The principle of scarcity

I was listening to a podcast on persuasion the other day and was struck by one of the first elements in persuading someone to buy something: the principle of scarcity.

If you have used Amazon before and noticed that an item has “only three left” or if a store salesman said “this is the last one left,” you know the power of scarcity. Numerous tests have shown that people are driven to buy something if they feel it may not be available if they think about it overnight.

It’s a principle that works in the wine industry just as well.

Screaming Eagle is the poster child, but there are hundreds of wine producers who drive up prices and sales by limiting production. In many cases, there is a waiting period just to lay your hands on a wine that can cost more than $300 a bottle. If they increased production, there would be no scarcity and thus no stampede to their door.

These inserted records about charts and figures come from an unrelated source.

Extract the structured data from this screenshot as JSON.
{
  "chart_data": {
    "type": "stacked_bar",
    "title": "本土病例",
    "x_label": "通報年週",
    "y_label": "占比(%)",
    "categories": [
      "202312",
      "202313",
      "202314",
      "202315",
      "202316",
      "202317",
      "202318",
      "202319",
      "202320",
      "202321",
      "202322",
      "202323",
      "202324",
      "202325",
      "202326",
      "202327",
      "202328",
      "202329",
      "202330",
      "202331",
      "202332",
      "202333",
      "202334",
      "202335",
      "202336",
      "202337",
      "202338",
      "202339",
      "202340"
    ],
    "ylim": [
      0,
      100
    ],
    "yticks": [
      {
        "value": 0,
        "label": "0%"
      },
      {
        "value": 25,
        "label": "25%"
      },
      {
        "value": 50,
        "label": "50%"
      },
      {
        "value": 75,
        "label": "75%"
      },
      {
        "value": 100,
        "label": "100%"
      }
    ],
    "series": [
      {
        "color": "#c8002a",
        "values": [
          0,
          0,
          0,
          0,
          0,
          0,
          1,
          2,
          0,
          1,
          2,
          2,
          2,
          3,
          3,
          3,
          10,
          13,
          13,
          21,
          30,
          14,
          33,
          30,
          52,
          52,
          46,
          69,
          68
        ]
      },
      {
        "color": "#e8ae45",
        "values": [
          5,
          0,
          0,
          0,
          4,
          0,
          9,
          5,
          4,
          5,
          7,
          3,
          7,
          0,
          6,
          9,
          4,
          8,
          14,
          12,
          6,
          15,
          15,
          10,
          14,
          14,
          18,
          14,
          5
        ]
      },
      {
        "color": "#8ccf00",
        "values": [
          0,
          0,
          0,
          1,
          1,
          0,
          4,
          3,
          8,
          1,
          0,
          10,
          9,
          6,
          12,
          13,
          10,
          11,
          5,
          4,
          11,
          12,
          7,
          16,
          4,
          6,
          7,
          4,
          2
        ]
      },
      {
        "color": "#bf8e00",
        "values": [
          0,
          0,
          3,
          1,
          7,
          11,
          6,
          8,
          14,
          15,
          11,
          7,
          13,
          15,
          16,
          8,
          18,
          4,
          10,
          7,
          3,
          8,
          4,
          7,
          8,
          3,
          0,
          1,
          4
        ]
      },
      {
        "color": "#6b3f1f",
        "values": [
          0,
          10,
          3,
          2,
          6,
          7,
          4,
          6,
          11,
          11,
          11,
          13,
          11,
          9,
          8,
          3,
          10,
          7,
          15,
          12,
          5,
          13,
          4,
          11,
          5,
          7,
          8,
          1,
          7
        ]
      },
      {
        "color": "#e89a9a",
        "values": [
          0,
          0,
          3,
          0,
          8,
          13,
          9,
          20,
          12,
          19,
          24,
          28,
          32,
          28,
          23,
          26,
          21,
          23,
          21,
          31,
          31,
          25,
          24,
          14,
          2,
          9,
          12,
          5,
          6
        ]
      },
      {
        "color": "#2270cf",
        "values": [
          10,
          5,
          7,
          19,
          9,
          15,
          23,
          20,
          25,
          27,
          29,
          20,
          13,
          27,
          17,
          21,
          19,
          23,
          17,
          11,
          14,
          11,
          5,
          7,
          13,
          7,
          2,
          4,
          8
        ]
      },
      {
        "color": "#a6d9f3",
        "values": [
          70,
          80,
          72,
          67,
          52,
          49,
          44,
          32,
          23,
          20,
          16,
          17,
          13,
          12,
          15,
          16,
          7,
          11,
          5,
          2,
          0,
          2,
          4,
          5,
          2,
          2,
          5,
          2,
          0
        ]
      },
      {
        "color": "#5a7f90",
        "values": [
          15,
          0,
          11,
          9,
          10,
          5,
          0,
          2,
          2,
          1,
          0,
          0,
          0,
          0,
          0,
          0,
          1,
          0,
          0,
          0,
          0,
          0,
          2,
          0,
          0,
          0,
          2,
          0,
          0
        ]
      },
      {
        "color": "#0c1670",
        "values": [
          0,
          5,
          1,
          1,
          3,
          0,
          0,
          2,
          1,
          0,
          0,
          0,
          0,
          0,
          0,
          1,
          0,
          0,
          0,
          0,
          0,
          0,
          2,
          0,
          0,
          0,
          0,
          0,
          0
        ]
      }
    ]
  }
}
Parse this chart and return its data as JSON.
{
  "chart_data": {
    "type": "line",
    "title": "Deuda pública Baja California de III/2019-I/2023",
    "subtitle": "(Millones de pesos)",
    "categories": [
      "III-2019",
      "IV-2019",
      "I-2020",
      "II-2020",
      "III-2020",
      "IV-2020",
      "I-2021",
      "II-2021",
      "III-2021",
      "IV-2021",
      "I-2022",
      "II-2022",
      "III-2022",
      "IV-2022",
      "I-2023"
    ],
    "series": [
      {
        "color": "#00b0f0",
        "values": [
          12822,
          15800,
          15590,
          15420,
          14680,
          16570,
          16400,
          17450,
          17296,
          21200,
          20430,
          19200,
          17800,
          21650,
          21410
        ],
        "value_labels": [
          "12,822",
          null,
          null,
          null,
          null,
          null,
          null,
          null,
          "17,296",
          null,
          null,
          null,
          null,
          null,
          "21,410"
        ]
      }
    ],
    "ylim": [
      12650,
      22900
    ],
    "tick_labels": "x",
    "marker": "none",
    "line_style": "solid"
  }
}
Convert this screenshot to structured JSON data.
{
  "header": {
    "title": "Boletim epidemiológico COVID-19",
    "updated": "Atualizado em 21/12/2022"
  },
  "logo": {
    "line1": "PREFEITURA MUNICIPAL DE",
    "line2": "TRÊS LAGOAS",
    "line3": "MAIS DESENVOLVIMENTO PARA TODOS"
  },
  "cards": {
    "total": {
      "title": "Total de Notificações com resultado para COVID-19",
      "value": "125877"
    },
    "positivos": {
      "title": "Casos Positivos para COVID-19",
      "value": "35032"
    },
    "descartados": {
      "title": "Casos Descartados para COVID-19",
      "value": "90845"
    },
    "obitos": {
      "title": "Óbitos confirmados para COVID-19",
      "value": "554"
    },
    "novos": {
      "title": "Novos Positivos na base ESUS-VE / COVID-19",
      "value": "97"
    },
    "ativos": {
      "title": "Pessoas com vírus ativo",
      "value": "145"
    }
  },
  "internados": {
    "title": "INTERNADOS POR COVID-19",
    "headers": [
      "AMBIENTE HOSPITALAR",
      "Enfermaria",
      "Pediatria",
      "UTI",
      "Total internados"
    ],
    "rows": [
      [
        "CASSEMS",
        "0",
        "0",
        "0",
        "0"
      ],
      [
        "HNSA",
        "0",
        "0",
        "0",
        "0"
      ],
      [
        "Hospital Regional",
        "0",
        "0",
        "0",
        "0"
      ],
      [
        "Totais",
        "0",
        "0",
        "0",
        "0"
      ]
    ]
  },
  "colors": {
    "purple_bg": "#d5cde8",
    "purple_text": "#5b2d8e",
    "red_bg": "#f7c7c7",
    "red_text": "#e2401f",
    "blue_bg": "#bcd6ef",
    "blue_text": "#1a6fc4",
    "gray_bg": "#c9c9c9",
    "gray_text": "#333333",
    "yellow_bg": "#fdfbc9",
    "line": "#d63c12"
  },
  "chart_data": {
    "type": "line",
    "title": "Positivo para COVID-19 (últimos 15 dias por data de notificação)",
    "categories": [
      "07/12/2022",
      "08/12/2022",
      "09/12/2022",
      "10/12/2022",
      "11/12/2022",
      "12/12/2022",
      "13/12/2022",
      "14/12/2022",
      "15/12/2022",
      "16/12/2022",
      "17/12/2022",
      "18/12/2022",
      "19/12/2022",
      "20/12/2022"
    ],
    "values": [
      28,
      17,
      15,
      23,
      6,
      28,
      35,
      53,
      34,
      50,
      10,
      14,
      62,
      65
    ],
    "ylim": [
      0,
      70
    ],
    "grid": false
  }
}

That was the case with iconic wines like Silver Oak, Caymus and even Dom Perignon whose productions are significantly larger than that of Screaming Eagle, Schafer, Opus One and others.

I got an offer from de Negoce, a reseller of wine owned by Cameron Hughes. The Napa Valley cabernet sauvignon was available from the producer for $195. Hughes was selling it for $27 — he gets the same wine from the producer with the understanding he won’t identify the source.

He wrote, “The winery bottled their portion and sold us the rest of the blend out of the tank so we have the exact same 100% Cabernet Sauvignon blend as the original bottling.”

In short, the original producer didn’t want to increase production and reduce the notion of scarcity.